How do I align two arrays after I've sorted 1 one of them?

Question

I have two list which their values match with each others positions. So Jon's score would be 123 and Bede's would be 11 etc.

name = ["Jon", "Bede", "Joe"]
score = [123, 11, 43]

How is it possible to order the the list so that it outputs the smallest score first ascending to the highest score, each time outputting the name of the person who scored it.

Answer 1

You can use zip(...) to aggregate the two lists together; then sort; then use zip(*...) to unzip the result.

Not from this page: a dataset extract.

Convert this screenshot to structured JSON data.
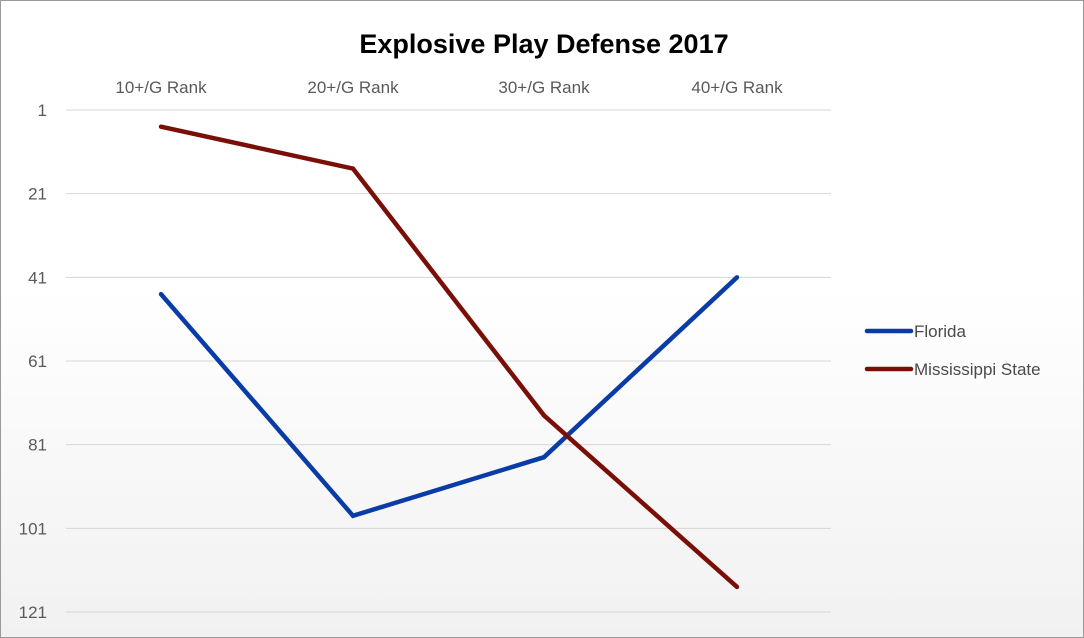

name = ["Jon", "Bede", "Joe"]
score = [123, 11, 43]
newscore, newname = map(list, zip(*sorted(zip(score, name))))
print(newname)
print(newscore)
# ['Bede', 'Joe', 'Jon']
# [11, 43, 123]

Answer 2

What about this one?

name = ["Jon", "Bede", "Joe"]
score = [123, 11, 43]

for i in sorted(zip(name, score), key=lambda x:x[1]):
    print(i[0], i[1], sep=': ')

Output:

Bede: 11
Joe: 43
Jon: 123

Answer 3

Instead of sticking with a pair of parallel lists, try turning them into a dictionary for easier access. You can then sort the dictionary by its keys with the key argument:

name = ["Jon", "Bede", "Joe"]
score = [123, 11, 43]
results = dict(zip(name, score))
for k in sorted(results, key=results.get):
    print('{}: {}'.format(k, results[k]))

Result:

Bede: 11
Joe: 43
Jon: 123

Answer 4

If you have two lists, where the indices are correlated, it is very difficult to keep them in sync. The solution python has, is one list of tuples, where the first element in each tuple is the name and the second one is the score:

names_with_score = [
    ("Jon", 123),
    ("Bede", 11),
    ("Joe", 43),
]
names_with_score.sort(key=lambda x: x[1]) # sort with the second element

If you have no control over how the data is delivered, you might join to lists with the zip-function:

names_with_score = zip(name, score)

Answer 5

for s, n in sorted(zip(score, name)): # sort by score.
    print(n, s)

Answer 6

This merges the lists, if you don't mind that:

sorted(zip(name,score))